Seit 2008 wird diskutiert. 2014 wurde den letzten Mietern gekündigt. Seit 2016 steht die  City-Passage leer. Vier Jahre Leerstand mit einer künstlerischen Unterbrechung.

Der Aufsichtsrat der WVV Wiesbaden Holding GmbH (WVV) hat in seiner letzten Sitzung in diesem Jahr beschlossen, die Verhandlungen über die City-Passage mit der Firma Development Partner (DVP) bis längstens Ende Januar zum Abschluss zu bringen. Gleichzeitig wurde der Auftrag an die Geschäftsführung erteilt, vorsorglich Gespräche mit dem Zweitbieter aufzunehmen.

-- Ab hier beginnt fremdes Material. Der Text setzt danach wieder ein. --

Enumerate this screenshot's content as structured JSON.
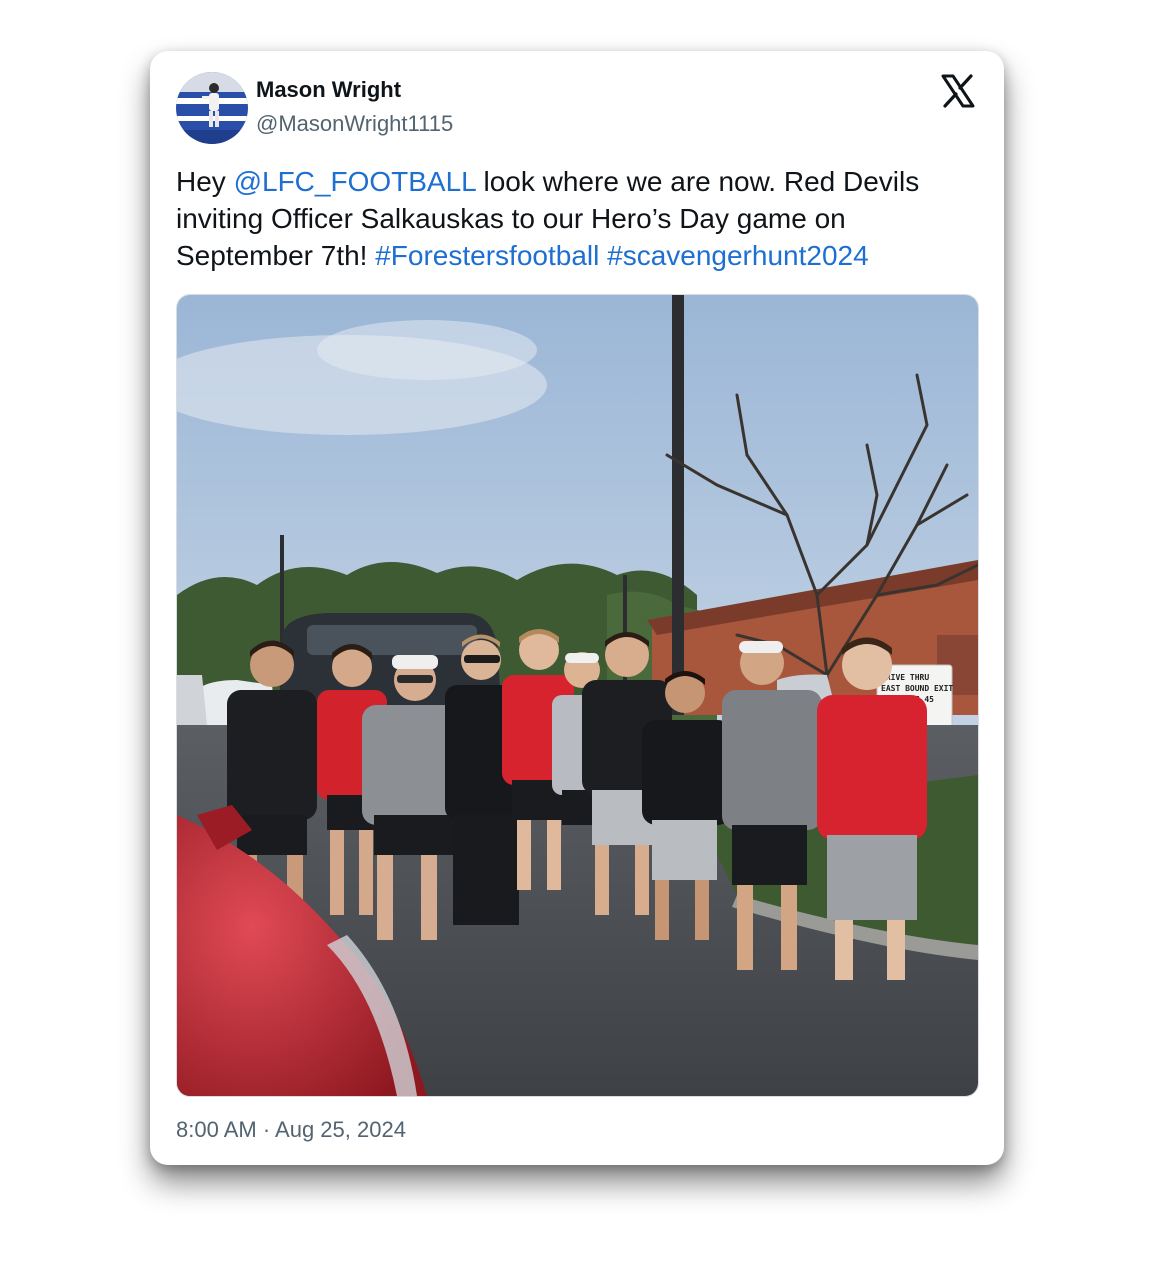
{
  "author": {
    "name": "Mason Wright",
    "handle": "@MasonWright1115"
  },
  "tweet": {
    "text_1": "Hey ",
    "mention": "@LFC_FOOTBALL",
    "text_2": " look where we are now. Red Devils inviting Officer Salkauskas to our Hero’s Day game on September 7th! ",
    "hashtag_1": "#Forestersfootball",
    "text_3": " ",
    "hashtag_2": "#scavengerhunt2024"
  },
  "photo": {
    "sign_line_1": "DRIVE THRU",
    "sign_line_2": "EAST BOUND EXIT",
    "sign_line_3": "TO ROUTE 45"
  },
  "timestamp": "8:00 AM · Aug 25, 2024",
  "icons": {
    "platform": "x-logo-icon",
    "avatar": "avatar"
  },
  "colors": {
    "link": "#1d6fd1",
    "text": "#0f1419",
    "muted": "#536471"
  }
}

„Das städtebauliche Konzept der Firma DVP hatte uns überzeugt. Durch die Auswirkungen der Corona Pandemie musste das Nutzungskonzept überarbeitet werden, dadurch kam es zu Verzögerungen bei den Vertragsverhandlungen. Gleichwohl müssen wir jetzt alles daran setzen, das Projekt vertraglich zu finalisieren.“ – Oberbürgermeister Gert-Uwe Mende und Geschäftsführer der WVV, Rainer Emmel

Nachdem im Frühjahr 2020 die Kaufvertragsverhandlungen mit DVP kurz vor dem Abschluss gestanden hatten, wurde durch die Corona Pandemie eine Neukonzeption des Projekts erforderlich. Da die Pandemie bedingten wirtschaftlichen Auswirkungen auf die im Konzept geplanten ursprünglichen Nutzungen, unter anderem Hotellerie und Fitness und weiteres im März noch nicht absehbar waren, wurde zunächst einvernehmlich ein Moratorium bis zum Sommer zwischen den Vertragspartnern vereinbart. Auch wenn die Pandemie bis heute andauert, hat DVP eine Neukonzeption vorlegen können.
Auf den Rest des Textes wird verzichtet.